There’s been a discussion of late on these pages about the importance of discernment. I agree to its importance, but I have issues with proscribing what others’ discernments should be. My own listening quest has been a constant attempt to keep judgment (the evaluative scales that say something is better or worse than anything else), not discernment (the ability to comprehend something deeply on its own terms), from preventing my learning to appreciate something—e.g. some critic or anyone else telling me something is bad and I shouldn’t pay attention to it. I’ve never allowed anything to simply wash over me; I’m too busy analyzing it. But I strive for that analysis to have nothing to do with my own aesthetic preferences, and indeed hope that what I am analyzing will wind up expanding my aesthetic horizons.

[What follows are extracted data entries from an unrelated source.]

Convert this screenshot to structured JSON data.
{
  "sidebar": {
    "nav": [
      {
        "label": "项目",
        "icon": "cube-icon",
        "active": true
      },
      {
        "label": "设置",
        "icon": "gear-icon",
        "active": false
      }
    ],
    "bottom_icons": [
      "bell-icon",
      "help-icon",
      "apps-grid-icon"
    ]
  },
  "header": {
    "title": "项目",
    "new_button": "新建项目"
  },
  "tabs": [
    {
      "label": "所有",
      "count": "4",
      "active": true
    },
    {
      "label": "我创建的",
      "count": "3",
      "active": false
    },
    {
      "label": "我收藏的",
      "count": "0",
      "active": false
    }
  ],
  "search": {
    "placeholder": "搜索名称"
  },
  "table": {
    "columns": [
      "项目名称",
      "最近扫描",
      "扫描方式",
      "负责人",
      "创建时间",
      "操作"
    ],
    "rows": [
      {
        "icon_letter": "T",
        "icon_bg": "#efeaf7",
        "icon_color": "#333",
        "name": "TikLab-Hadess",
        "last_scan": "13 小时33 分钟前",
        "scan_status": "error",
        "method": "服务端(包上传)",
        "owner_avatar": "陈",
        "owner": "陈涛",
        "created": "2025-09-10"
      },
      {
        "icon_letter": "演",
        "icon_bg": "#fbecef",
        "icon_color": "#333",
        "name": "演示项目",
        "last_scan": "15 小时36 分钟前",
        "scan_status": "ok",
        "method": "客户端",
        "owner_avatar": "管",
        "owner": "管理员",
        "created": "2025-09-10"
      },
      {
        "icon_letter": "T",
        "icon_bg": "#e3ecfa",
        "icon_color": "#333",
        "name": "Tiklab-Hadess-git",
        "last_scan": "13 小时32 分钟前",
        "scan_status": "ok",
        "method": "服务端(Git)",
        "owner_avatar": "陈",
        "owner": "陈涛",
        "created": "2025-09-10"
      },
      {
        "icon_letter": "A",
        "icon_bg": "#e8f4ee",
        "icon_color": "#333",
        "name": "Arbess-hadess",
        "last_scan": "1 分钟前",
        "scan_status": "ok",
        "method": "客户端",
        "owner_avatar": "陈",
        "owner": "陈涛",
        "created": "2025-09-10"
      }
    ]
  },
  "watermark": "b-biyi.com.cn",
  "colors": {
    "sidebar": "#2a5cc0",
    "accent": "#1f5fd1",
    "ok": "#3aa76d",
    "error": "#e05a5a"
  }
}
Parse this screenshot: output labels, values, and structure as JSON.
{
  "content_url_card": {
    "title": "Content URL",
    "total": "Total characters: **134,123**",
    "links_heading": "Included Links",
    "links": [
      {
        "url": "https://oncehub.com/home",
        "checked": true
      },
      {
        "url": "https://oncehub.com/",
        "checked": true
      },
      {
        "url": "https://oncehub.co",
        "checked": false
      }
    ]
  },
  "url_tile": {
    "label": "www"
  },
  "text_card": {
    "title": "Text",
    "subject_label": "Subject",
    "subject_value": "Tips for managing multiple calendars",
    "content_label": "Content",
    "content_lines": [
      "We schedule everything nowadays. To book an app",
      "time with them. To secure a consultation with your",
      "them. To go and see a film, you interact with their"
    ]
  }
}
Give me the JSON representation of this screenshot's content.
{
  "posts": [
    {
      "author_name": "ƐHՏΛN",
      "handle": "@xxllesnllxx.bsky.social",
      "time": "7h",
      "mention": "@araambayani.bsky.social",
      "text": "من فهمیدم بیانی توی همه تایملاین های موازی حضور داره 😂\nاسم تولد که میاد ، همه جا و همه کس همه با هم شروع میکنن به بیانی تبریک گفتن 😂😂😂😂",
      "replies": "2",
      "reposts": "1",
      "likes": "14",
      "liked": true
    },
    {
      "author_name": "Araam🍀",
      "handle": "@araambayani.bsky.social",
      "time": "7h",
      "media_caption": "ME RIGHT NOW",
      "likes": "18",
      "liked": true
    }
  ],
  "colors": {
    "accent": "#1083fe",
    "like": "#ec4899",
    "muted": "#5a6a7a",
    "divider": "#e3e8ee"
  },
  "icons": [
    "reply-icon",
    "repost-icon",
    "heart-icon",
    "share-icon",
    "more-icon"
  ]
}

When I was young, I was told that minimalism was bad, but it became a fundamental part of my musical language and remains so to this day. In recent years, everyone has been saying that serialism is bad; the attacks on serialism have made me learn to appreciate the row and compose with it. Being simultaneously inspired and influenced by minimalism and serialism seems contradictory, kinda like being a Joe Liebermann of music perhaps, but I believe that once you ignore what certain pundits say is the only path is when you will find your own path.

Of course, everyone has opinions, even Walter Cronkite, and it’s impossible to completely ignore them. But we should always be questioning them and trying to be as open as possible, especially if we are in a position where what we think has the potential to influence what others think.